To be perfectly frank with you, there was a time a few years back where I heard tell about a new television series called "The Closer" and I was terrified. Now, my fear stemmed mostly from the fact that I was afraid this television series was a further adaptation of the play (or worse, the film), which it is not, but discovering that the series was actually yet another procedural, this time helmed by Kevin Bacon's wife, sporting QUITE the Southern accent did little to assuage my early misgivings.

So perhaps it is not surprising that it has taken me years to build up the intestinal fortitude to actually sit down and watch an episode of the forementioned show. And, honestly, it wasn't terrible. I'll even go beyond that and say that it was definitely okay. The episode (the premiere of season three) began with handheld footage taken at a crime scene where three members of a suburban family were brutally stabbed to death in the middle of the night. While the footage seemed overly processed in order to look different and gritty, this served as a convenient device to introduce new viewers to the characters and to the show itself. (Note: It appears that their foresight was spot on.)

From there the episode played out as it would on just about any procedural on television, though with it's own little quirks. Where as the CSI(s) have their science and Law & Order(s) have their "both sides of justice" viewpoint, Cold Case has nostalgia and Numb3rs has ... well, numbers, The Closer has Kyra Sedgwick. As center of The Closer's world, Brenda Leigh Johnson, Sedgwick serves as both heart and haraguer of the show, taking the weight of the world on her slender shoulders and oozing southern hospitality as she does it.

Surrounding Sedgwick is a supporting cast of utterly forgettable individuals. It's as though the writers poured all of their efforts and ideas and idiosyncrasies into creating Johnson and just had nothing left over for anyone else. Beyond that, the rest of the characters are faceless and interchangeable, despite obvious efforts to make them as ethnically diverse as possible. (Note: I said ethnic; Sedgwick is obviously the only female detective in Los Angeles. I'm just sayin'.)

The only exception to this (and a notable exception it is) is the work of J.K. Simmons. Though Simmons is ostensibly playing the same character he always plays (himself), he serves as a breath of fresh air the show desperately needs periodically. Simmons, playing Johnson's long-suffering boss, is the only person who can share the screen with Sedgwick without being completely overshadowed, and it seems like the show would do well to utilize him more often.
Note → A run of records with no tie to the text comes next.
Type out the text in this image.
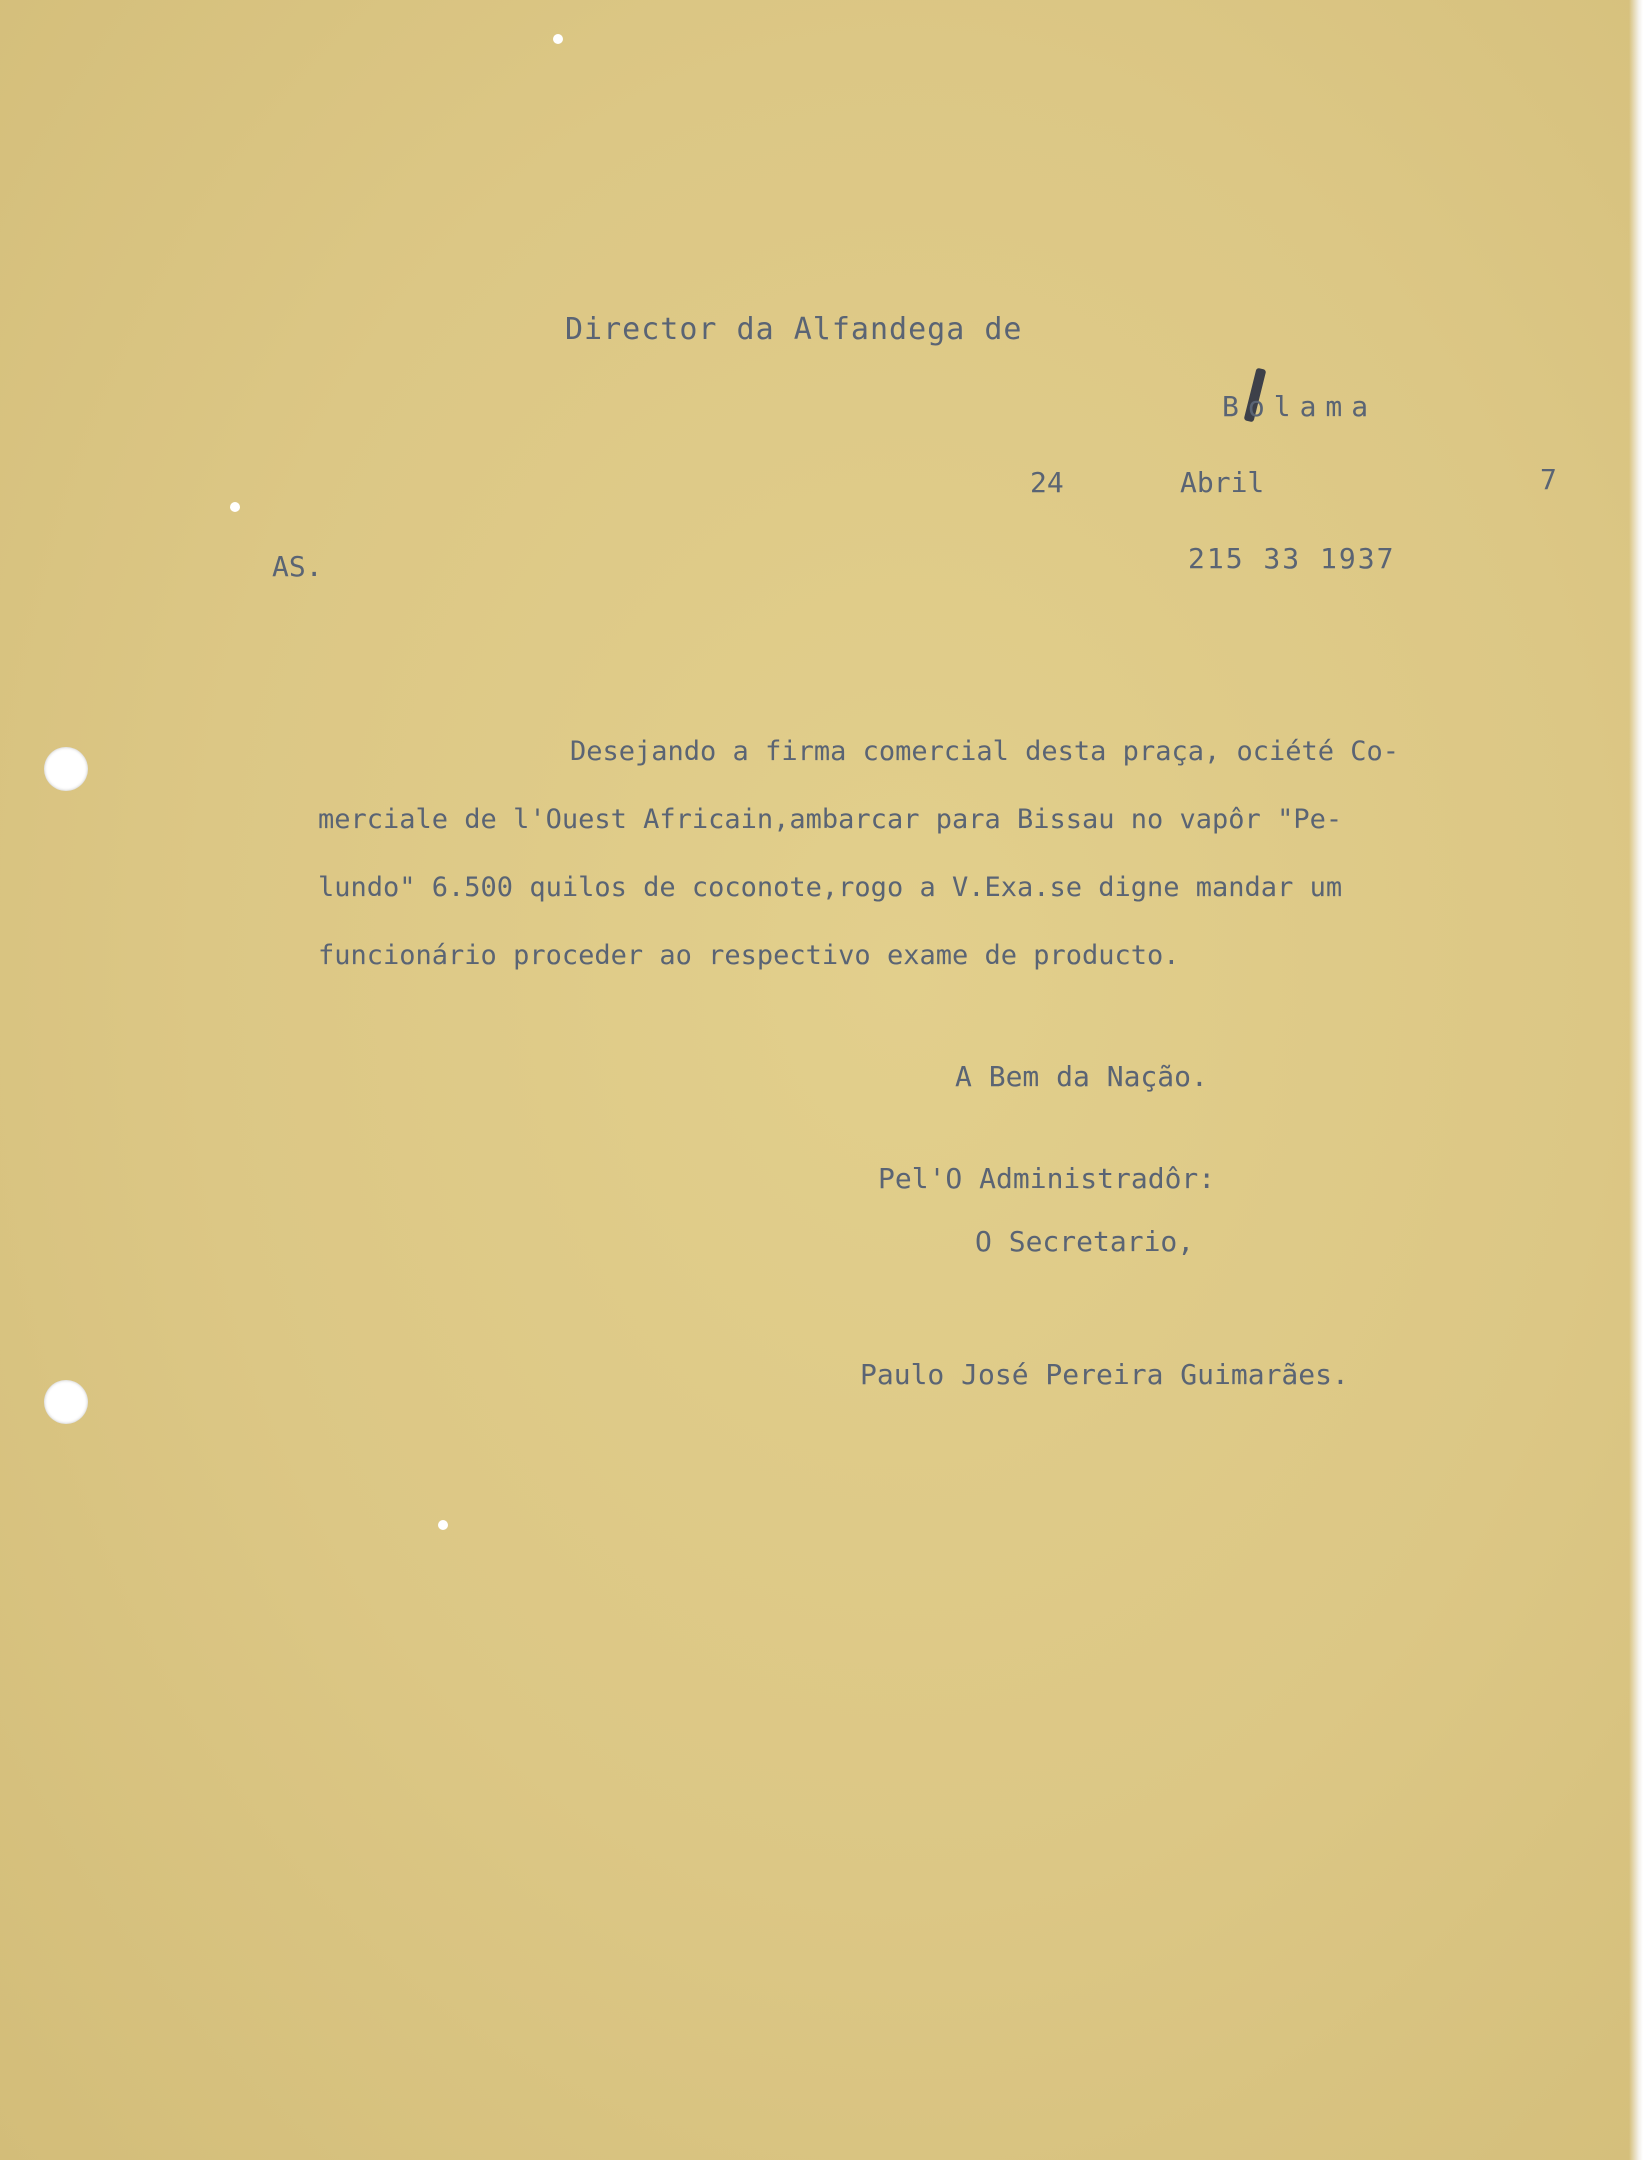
Director da Alfandega de

Bolama

24	Abril	7

AS.	215 33 1937

Desejando a firma comercial desta praça, ociété Co-
merciale de l'Ouest Africain,ambarcar para Bissau no vapôr "Pe-
lundo" 6.500 quilos de coconote,rogo a V.Exa.se digne mandar um
funcionário proceder ao respectivo exame de producto.

A Bem da Nação.

Pel'O Administradôr:

O Secretario,

Paulo José Pereira Guimarães.
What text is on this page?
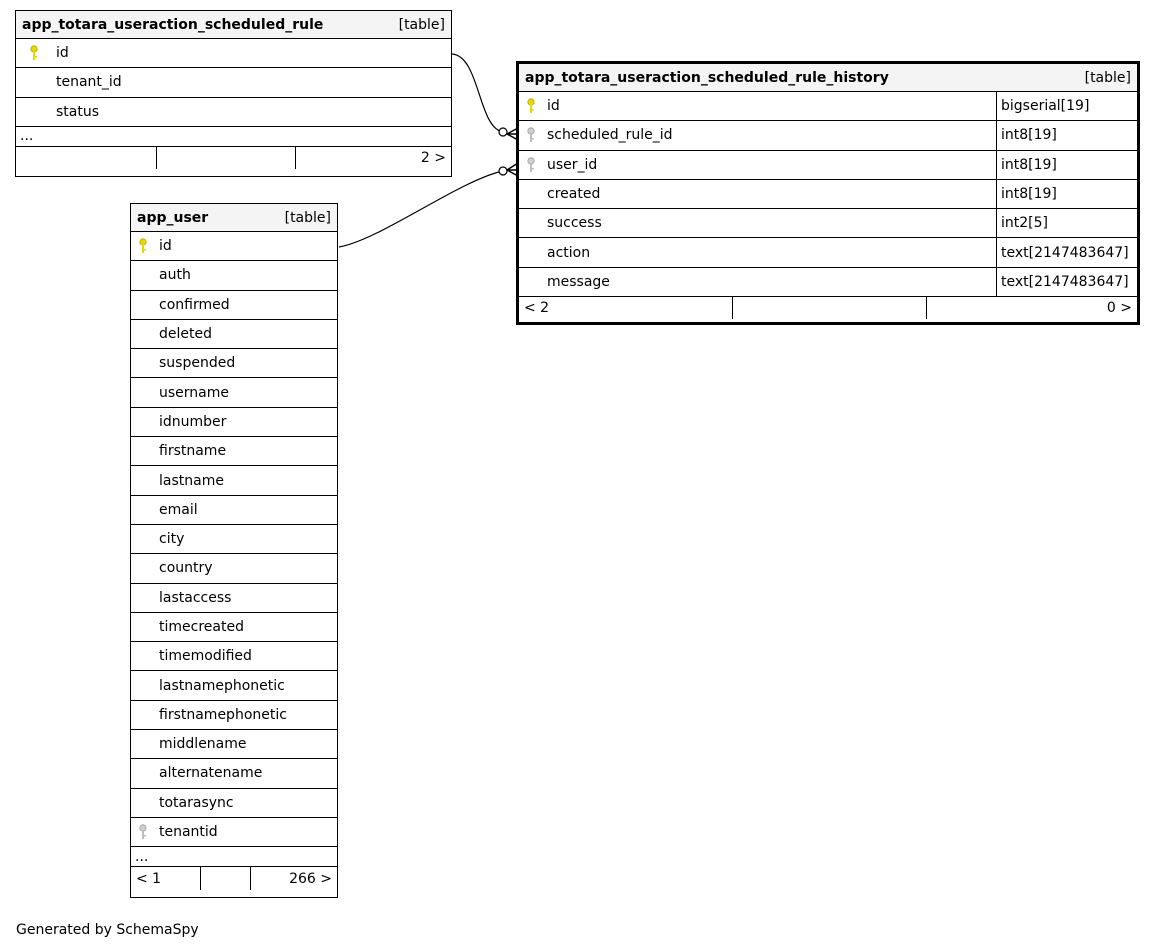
app_totara_useraction_scheduled_rule	[table]
id
tenant_id
status
...
2 >
app_totara_useraction_scheduled_rule_history	[table]
id	bigserial[19]
scheduled_rule_id	int8[19]
user_id	int8[19]
created	int8[19]
success	int2[5]
action	text[2147483647]
message	text[2147483647]
< 2	0 >
app_user	[table]
id
auth
confirmed
deleted
suspended
username
idnumber
firstname
lastname
email
city
country
lastaccess
timecreated
timemodified
lastnamephonetic
firstnamephonetic
middlename
alternatename
totarasync
tenantid
...
< 1	266 >
Generated by SchemaSpy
Taking all of this into consideration, The Closer makes a case for being one of the finer procedurals currently running. Add to this the fact that it runs during the summer, and it makes it one of the finer television viewing options during that drought-ridden season. But really, Age of Love could make anything look like distinguished fare.

5 comments:

page said...

I must be the perfect demographic for this show because I liked it from the start. I tuned in to see Kyra Sedgwick and while I was initially put off by her cloying faux-southern accent, I enjoyed her character enough to become a regular viewer. I like that she's a mess, that she's funny, that she's in charge. All the stuff they want me to identify with and like, I know. They were right on target in thinking fans of "Prime Suspect" would like "The Closer." I love PS and while the plot line on "The Closer" can't compare, I like the twist of focusing on the confession. That's new. I find this new programming trend with strong, quirky female leads played by strong, quirky actresses (the Glenn Close show, the Holly Hunter one, the Lily Taylor one) interesting and hopeful. I haven't seen those shows yet but I hope at least one of them doesn't suck.

Carrie said...

Did you notice the Veronica Mars 09er reunion on the season premiere? Beaver (my name is CASSIDY!) and Sean (poker money stealer/fake rich kid/son of butler) played the dead man's sons. I loved that.

Libby said...

Whoa Carrie, you're even better than me at that game! I totally noticed the Beav (who is, evidently, the only teen this age willing to play gay) but completely missed Sean.

And Page, I kinda dig this show too. I usually sign on for procedurals in 2 year chunks and with this airing in the summer, I can't see not watching it at least for the duration of this season.

Anonymous said...

I think the G. W. Bailey character, Provenza, is pretty funny when he gets some dialogue.

Nea said...

I like this show too. Carrie, I thought that at least one of the kids was on Veronica Mars. I caught this episode during an encore showing last night, and realized that there is indeed a second female detective. She is not in the picture posted, but if memory serves me correctly, she has always been on the show. She is always in the background, but her desk is right up front by the big dry erase board! I love that Sedgwick's caracter loves chocolate sooo much. The way she feels about sweets, is exactly how I feel!